How Somalia’s al-Shabab militants hone their image
A recent al-Shabab directive that all its members change their mobile phone numbers shows how tech-savvy the al-Qaeda-linked Somali Islamist group remains and how their communications strategy is key to their survival.
Concerned that their messages may be intercepted, the leadership has also banned members from using smart phones.
The group has long run what is regarded as a slick media machine.
Even without smart phones, it has been known for its sophisticated handling of social media, a reputation at odds with its regular bans on communication technology for Somali citizens.
In particular, it has made extensive use of Twitter in order to get its message across.
It has also devoted considerable resources to producing a series of promotional videos.
Al-Shabab's material aims to spread the group's ideology of establishing an Islamic state in Somalia, in line with al-Qaeda's stated ambition of setting up a global Islamic caliphate.
It wants to achieve this both by military conquest and also the conversion of souls - for which communication technology is a key tool.
Al-Shabab's well-produced video documentaries deliver the jihadi narrative in an appealing form to Somali audiences in the diaspora.
They are aimed at young people of Somali origin such as Hassan Abdi Dhuhulow, a suspect in last year's Westgate mall attack in Kenya. His family is said to have moved to Norway as refugees in 1999.
The group's documentaries are produced by its media arm, the al-Kataib foundation.
Many of them show al-Shabab engaging in charity work and other activities that depict the group as a legitimate authority.
However, they can also be quite gruesome - showing the corpses of those they have killed, including alleged spies who are often beheaded.
And they contain threats to their perceived enemies - in Somalia, neighbouring countries such as Kenya which are helping Somalia's government and the West.
The videos portray al-Shabab's fight as part of a wider global conflict in which Islam is under threat.
English and US accents
Al-Shabab also has its own radio station, Radio Andalus.
The group has acquired half a dozen relay stations, mainly by seizing private radio stations such as HornAfrik, Holy Koran Radio and the Global Broadcasting Corporation radio and their equipment - including some from the BBC.

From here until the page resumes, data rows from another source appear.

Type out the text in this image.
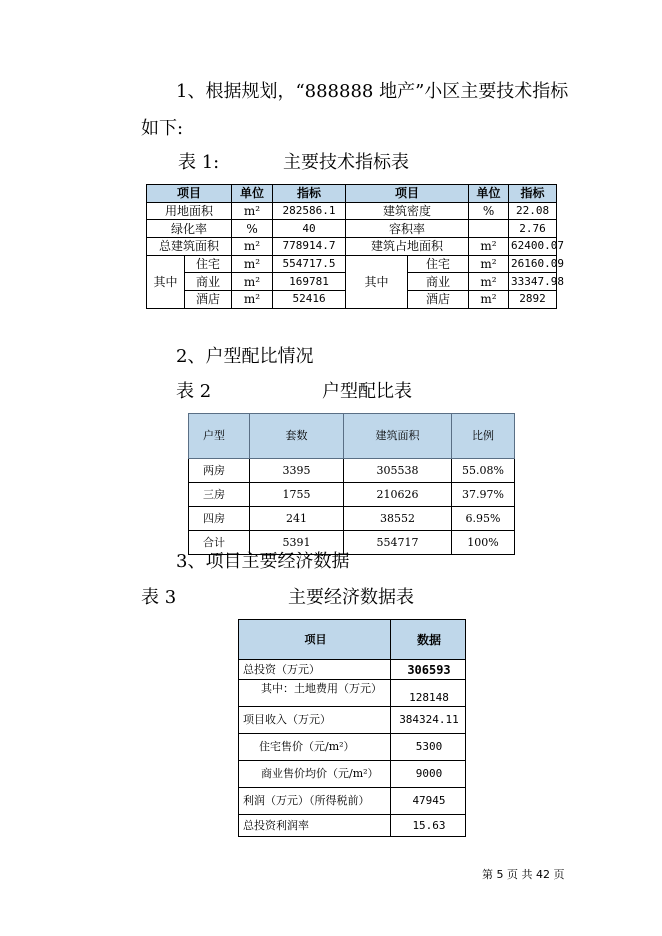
1、根据规划，“888888 地产”小区主要技术指标
如下:
表 1:	主要技术指标表
项目		单位	指标	项目		单位	指标
用地面积		m²	282586.1	建筑密度		%	22.08
绿化率		%	40	容积率			2.76
总建筑面积		m²	778914.7	建筑占地面积		m²	62400.07
其中	住宅	m²	554717.5	其中	住宅	m²	26160.09
	商业	m²	169781		商业	m²	33347.98
	酒店	m²	52416		酒店	m²	2892
2、户型配比情况
表 2	户型配比表
户型	套数	建筑面积	比例
两房	3395	305538	55.08%
三房	1755	210626	37.97%
四房	241	38552	6.95%
合计	5391	554717	100%
3、项目主要经济数据
表 3	主要经济数据表
项目	数据
总投资（万元）	306593
其中：土地费用（万元）	128148
项目收入（万元）	384324.11
住宅售价（元/m²）	5300
商业售价均价（元/m²）	9000
利润（万元）（所得税前）	47945
总投资利润率	15.63
第 5 页 共 42 页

The website Kismaayo News reported that by 2013, the group had 50 journalists working for Andalus radio.
When it comes to recruiting presenters, al-Shabab is known for its attention to detail.
It generally takes care to use presenters with British or American accents to deliver its English language audio statements.
With statements in Arabic, standard Arabic is used, and the presenters clearly have a high level of education in the language and in Islamic texts.
Swahili-language presenters use classical Kiswahili as spoken in Tanzania and coastal Kenya.
The majority of al-Shabab's audio output, though, is in Somali and is presented articulately and fluently.
A number of pro-al-Shabab websites have emerged, which host material produced by the group and act as vehicles for furthering its military aims.
The content is intended to frustrate efforts by the Somali government and its allies - mainly the African Union forces fighting in Somalia - to eliminate the group.
Al-Shabab has often used Twitter to challenge the veracity of claims made by the African Union forces.
Its Twitter accounts are now closed, but Kenya's military spokesman Maj-Gen Chirchir has continued to attack the group's media policy.
On 20 May he tweeted: "Al Shabaab Courtesy calls! The more videos you release to scare Kenyans the more WE make visitations. Consider peace, the better option."
When the group's official spokesman, Sheikh Ali Dheere, appears on video, he is surrounded by fighters.
He reportedly answers to the group's overall leader and oversees a bevy of apparently enthusiastic journalists.
Al-Shabab has honed its media strategy as aggressively as it has enforced its bans on the Somali population.
As the group loses control of parts of the country, it has issued a series of bans on technology:
- Internet: In January 2014, the group declared a ban on using the internet through mobile handsets and fibre optic cables. It said the Muslim population "could be spied on and monitored and information on them transmitted through the internet on their phones". The group also declared that mobile internet devices had "adverse effects on the moral behaviour of the Muslim population in Somalia".
- Smart phones: In 2013 smart phones were banned by the group. Media reports said al-Shabab operatives went round intimidating anyone possessing a smart phone. Their campaign began shortly after a raid on a house in Barawe by US commandos last October. They were targeting al-Shabab commander Abdulkadir Mohamed Abdulkadir, alias Ikrima. He had lived in Norway but returned after failing to get political asylum there.
- TV: In November 2013 the group's members in Barawe announced via loudspeakers that watching television was banned. They declared that it was against Islamic principles and ordered residents to hand their television sets and satellite dishes to al-Shabab officials.